The Regulators of Mouse Spermatogenic Cell Fate Decisions
StatisticsView Usage Statistics
Spermatogenesis is the process of maturation of a male germ cell from a spermatogonium to a spermatozoon. During this developmental process, spermatogonia, on one hand, replicate themselves as a replacement of germ cell stem cells and on the other hand differentiate into spermatocytes, which undergo meiosis and give rise to haploid spermatids. The haploid spermatids then go through a series of transformation termed spermiogenesis to generate mature spermatozoa. Many regulators are involved in this complicated process to ensure sperm formation proceeds smoothly. Each step in spermatogenesis needs specific genes for newly appearing functional proteins as well as specific regulators to modulate expression of those genes.
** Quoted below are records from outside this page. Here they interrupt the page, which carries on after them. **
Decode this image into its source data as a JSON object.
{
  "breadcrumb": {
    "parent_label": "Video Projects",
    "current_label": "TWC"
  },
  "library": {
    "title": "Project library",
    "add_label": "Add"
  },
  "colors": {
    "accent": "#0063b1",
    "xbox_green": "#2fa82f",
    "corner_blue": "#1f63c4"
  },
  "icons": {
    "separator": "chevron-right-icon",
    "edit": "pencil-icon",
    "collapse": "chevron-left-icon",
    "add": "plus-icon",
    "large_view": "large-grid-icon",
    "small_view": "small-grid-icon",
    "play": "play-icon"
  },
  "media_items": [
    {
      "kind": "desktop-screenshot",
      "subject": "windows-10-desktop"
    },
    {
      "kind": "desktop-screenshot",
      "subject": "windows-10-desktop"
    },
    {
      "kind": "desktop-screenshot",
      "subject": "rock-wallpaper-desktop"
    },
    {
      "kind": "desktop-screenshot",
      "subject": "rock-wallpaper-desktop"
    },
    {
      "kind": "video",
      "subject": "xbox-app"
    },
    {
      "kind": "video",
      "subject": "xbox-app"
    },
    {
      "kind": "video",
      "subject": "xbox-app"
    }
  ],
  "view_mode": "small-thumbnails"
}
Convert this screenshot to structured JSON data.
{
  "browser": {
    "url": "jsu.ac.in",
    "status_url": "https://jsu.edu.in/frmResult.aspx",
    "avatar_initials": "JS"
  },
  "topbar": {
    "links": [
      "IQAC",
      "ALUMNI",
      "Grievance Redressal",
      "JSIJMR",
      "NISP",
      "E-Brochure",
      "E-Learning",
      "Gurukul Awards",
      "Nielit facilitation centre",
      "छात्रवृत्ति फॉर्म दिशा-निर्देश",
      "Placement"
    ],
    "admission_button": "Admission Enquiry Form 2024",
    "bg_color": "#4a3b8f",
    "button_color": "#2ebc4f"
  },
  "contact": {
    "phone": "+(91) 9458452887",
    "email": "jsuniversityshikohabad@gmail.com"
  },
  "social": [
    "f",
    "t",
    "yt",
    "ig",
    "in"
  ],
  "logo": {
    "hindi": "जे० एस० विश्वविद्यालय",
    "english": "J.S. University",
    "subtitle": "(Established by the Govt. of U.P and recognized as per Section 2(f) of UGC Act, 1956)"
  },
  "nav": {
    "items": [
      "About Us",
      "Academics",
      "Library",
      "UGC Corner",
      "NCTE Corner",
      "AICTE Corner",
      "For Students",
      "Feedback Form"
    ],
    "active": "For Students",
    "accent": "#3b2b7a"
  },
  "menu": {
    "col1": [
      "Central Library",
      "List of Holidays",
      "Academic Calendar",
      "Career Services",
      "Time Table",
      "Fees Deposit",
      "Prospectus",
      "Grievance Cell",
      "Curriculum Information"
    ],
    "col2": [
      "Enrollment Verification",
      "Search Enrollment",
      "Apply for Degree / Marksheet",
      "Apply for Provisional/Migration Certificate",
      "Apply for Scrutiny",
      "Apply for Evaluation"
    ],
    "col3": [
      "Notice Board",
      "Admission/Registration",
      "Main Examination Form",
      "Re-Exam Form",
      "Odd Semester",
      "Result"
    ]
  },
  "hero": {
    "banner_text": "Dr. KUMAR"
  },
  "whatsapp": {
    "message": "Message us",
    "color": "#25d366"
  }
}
Among these regulators, we found that microRNAs play a significant role in controlling the fate of mRNAs during spermatogenesis. Our data showed that there is a particular pattern of gene expression during spermatogenesis in which some genes display a ‘delayed translation' due to the cessation of transcription in elongating/elongated spermatids. In this study we hypothesized that microRNAs participate in controlling the distribution and movement of those ‘translationally delayed' mRNAs between ribonucleoprotein particles (RNPs), which are considered to be a storage compartment for mRNAs, and cytoplasmic polysomes that are located at sites of translation. Besides noncoding RNAs, many protein factors are also involved in the spermatogenic cell fate control process, including RNA-binding proteins, ubiquitination proteins, autophagy proteins, etc. We evaluated the function of the ubiquitination-related protein BAT3 during spermatogenesis and found that the protein is involved in autophagy by interacting with autophagy proteins, including ATG5, ATG7, and LG3. Without BAT3, spermatogenesis cannot be completed, and no mature spermatozoa are produced causing male infertility. In these studies, we primarily focused on the regulatory functions of microRNAs and BAT3 in the control the normal development of spermatogenic cells and normal male fertility.